The first notable thing about Gary Krist's new book, Empire of Sin: A Story of Sex, Jazz, Murder, and the Battle for Modern New Orleans, may be its subtitle. The main title speaks of sin, yet between sex and murder lies jazz. Jazz?
Well, yes. It turns out that when reformers tried to clean up New Orleans early in the last century, their first target was not prostitution, gambling, booze, corruption or even gangland murders, but dancing. They didn't want women, at least not white women, in places where that new music, sometimes called jazz and sometimes jass, was being played by black musicians. Jazz, played by the likes of Jelly Roll Morton and a still very young Louis Armstrong, drew white audiences to clubs where black musicians played, and reformers found this as objectionable as anything else that was going on in Storyville.
An editorial in the Times-Picayune called "jass" a "form of musical vice" and said, "Its musical value is nil, and its possibilities of harm are great."
Storyville, named for Sidney Story, a New Orleans alderman, was a district of the city where vice was officially tolerated for a number of years. There was also a smaller area that became known as Black Storyville, but black musicians and a few black prostitutes were permitted in Storyville, just not black clientele. The area flourished and fortunes were made by those who owned the businesses, but Storyville was eventually crushed by those seeking reform. Prohibition, which became federal law at the close of World War I, put the final nail in Storyville's coffin. This did not end the sin in New Orleans, of course. It just went into hiding.
Most of the best jazz musicians fled New Orleans, finding more tolerant audiences in Chicago and elsewhere.
As for murder, there was plenty of that in New Orleans at the turn of the century, much of it associated with Italian mobsters. The most feared murderer at the time, the so-called Axeman, was never caught, and his identity remains a mystery to this day, although Krist suspects those killings, too, were mostly gang-related.
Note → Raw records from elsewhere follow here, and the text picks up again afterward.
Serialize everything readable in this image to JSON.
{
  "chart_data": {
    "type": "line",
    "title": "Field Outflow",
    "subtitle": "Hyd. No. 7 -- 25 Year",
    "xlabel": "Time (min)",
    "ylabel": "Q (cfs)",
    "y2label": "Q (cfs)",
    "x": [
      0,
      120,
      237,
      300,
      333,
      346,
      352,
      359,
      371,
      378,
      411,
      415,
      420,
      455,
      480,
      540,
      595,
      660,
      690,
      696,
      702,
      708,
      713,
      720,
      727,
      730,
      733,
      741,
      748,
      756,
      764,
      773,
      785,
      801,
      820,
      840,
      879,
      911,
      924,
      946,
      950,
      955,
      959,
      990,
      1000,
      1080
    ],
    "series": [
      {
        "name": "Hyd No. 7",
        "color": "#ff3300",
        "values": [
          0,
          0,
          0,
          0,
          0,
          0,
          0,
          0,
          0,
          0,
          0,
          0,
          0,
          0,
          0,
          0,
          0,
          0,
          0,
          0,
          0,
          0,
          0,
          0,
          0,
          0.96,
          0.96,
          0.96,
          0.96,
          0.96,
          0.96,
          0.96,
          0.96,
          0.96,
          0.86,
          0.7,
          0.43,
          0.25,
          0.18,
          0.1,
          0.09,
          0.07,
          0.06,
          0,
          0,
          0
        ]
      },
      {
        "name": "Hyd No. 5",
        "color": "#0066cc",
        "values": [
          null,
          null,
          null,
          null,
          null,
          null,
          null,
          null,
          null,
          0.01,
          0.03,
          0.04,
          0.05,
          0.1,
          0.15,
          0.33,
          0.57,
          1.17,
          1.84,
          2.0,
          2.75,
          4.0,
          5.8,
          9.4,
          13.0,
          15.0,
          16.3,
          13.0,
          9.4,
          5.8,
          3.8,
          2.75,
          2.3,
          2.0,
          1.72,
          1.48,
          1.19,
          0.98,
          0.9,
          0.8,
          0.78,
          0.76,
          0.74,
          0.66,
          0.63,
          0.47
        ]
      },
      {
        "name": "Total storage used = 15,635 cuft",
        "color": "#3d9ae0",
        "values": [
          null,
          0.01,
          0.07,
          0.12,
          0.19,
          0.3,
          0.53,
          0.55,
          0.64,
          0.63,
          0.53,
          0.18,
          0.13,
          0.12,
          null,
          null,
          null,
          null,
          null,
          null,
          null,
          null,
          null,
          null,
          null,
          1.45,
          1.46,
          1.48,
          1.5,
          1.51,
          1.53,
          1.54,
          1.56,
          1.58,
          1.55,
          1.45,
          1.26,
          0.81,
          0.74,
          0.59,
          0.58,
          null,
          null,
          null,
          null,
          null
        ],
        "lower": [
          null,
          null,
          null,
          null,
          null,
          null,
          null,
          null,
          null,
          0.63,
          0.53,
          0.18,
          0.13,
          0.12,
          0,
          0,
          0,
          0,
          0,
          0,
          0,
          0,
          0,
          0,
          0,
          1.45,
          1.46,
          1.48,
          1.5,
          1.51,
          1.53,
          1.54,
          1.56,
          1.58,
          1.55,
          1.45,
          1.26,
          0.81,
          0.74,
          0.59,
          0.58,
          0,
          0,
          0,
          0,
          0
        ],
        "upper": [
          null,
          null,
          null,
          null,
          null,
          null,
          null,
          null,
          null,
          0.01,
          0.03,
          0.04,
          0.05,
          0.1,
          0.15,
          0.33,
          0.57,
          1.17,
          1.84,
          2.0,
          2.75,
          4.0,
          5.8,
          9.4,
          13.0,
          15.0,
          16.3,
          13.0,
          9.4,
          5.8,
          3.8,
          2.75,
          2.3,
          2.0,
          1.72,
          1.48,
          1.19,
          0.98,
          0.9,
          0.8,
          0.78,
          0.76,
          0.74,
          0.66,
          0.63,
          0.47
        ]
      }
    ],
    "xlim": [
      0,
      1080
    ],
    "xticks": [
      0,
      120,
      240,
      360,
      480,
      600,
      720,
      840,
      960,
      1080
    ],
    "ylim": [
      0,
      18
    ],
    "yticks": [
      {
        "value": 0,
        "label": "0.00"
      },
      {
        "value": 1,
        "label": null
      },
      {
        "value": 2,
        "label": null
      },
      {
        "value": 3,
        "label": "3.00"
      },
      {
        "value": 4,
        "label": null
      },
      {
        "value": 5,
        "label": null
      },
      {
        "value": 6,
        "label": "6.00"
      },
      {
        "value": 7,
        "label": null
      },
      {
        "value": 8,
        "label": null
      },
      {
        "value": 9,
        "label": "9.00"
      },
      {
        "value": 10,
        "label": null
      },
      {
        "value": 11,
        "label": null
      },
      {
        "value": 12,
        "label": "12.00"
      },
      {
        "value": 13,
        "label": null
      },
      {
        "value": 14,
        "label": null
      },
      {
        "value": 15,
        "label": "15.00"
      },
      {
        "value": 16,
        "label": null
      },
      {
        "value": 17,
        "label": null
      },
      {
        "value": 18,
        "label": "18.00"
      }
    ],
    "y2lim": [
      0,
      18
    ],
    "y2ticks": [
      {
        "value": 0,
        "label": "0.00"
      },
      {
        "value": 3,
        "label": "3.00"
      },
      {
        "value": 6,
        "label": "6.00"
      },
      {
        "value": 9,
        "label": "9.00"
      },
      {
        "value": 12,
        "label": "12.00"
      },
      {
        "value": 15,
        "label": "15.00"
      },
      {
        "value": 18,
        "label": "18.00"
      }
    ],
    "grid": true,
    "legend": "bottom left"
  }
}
A burly man broke into homes in the middle of the night and attacked people in their beds with an axe. Most, but not all, of the victims were Italians who owned small grocery stores.
Books about sin and the city have a lure, just like sin and cities themselves. I am thinking particularly of Karen Abbott's Sin and the Second City and Erik Larson's The Devil in the White City, both about Chicago. Krist himself wrote City of Scoundrels, also about Chicago. And just a couple of days ago I saw a similar book about Steubenville, Ohio. Empire of Sin may not be the best book of this kind, but it does make fascinating reading.